Gıda güvenliği projeksiyonlarını etkileyen faktörler arasında bölgesel iklim projeksiyonlarında değişkenlik, iklim değişikliğinin azaltılması için yapılan çalışmalar, tarım ürünlerinin vermesi beklenen biyolojik tepkiler, aşırı hava olayları (kuraklıklar, seller), finansal dalgalanmalar ile haşere ve hastalıkların dağılımının değişmesi yer almaktadır. Sıcaklık ve yağış değişikliklerinin, küresel gıda fiyatlarını 2050 yılına kadar %3–84 oranında artırması öngörülmektedir. İklim değişikliğinin gıda fiyatlarına olan etkisi arazi kullanım değişiklikleri, enerji politikaları ve gıda ticaretindeki farklılıklar ile birlikte ele alınmalıdır. Özellikle enerji üretimi için tarım alanlarının kullanılması ve bunun bir politika aracı olarak geliştirilmesi problemleri daha da artırabilir.

Balıkçılık ve su ürünleri yetiştiriciliği, tarım ve hayvancılık sektörlerine benzer zorluklarla karşılaşmaktadır. Ayrıca denizlerdeki yüksek avlanma oranları sudaki canlı miktarını azalttığından problem daha ağır hissedilmektedir. Denizlerdeki asitliliğin artması da fotosentez yapan birincil gıda üreticisi planktonların yaşamını güçleştirdiğinden dolayı denizlerdeki besin zinciri karalara oranla daha zor durumdadır.
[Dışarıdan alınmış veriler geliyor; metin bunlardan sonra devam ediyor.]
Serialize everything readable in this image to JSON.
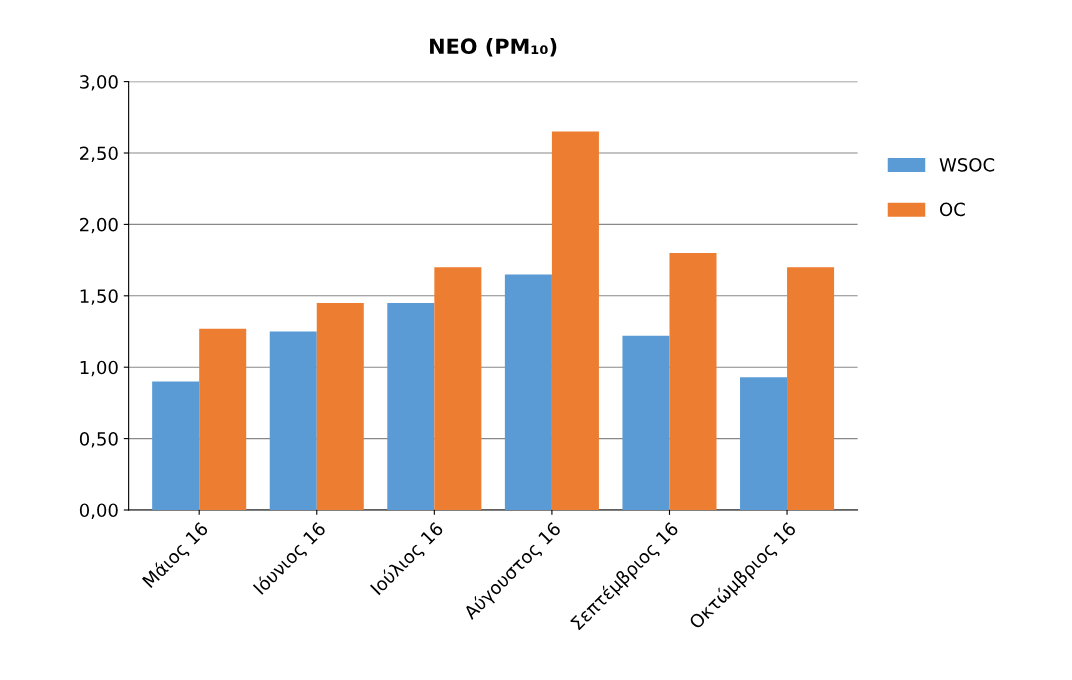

Gıda güvenliği üzerindeki insan etkileri arasında demografik değişiklikler, gıda israfı, diyet değişimi, gelir ve fiyatlar, depolama koşulları, sağlık durumu, ticaret modelleri ve çatışmalar bulunmaktadır. Tüm bu sistemik değişiklikler karşısında, uyum stratejilerinin etkinliği belirsizdir. Gelecekteki ekonomik ve ticari ortamlar ve bunların değişen gıda arzına verecekleri tepki bu faktörler ile sıkı sıkıya bağlantılıdır. Özellikle gıda israfının azaltılması ve diyet değişimi olarak niteleyebileceğimiz hayvansal gıda tüketimindeki azalma gıda güvenliğinin sağlanması açısından belirleyici rol oynayabilir.


Görüldüğü gibi, iklim değişikliğinin gıda güvenliği üzerindeki etkileri uyum yoluyla azaltılabilir. İklim değişikliğinin tarımsal verimi düşürmesi muhtemel olsa da, karşılaşılacak kötü sonuçları çeşitli yollarla azaltmak mümkündür. Bu çözüm yolları arasında verimli yatırımlar, çiftçilere yeni verimli teknolojiler hakkında bilgi sağlamaya yardımcı olacak bilinçlendirme ve sürdürülebilir tarımsal tercihler geliştiren güçlü uyum stratejileri ve politikaları sayılabilir. Bu bağlamda, “iklimsel akıllı” gıda üretimi ve dağıtım sistemleri gibi girişimler, gıda sistemlerine yönelik teknolojiler ve adaptasyon stratejileri iklim değişikliğine uyum sağlamaya yardımcı olabileceği gibi, iklim değişikliğini azaltma hedeflerini de karşılayabilir.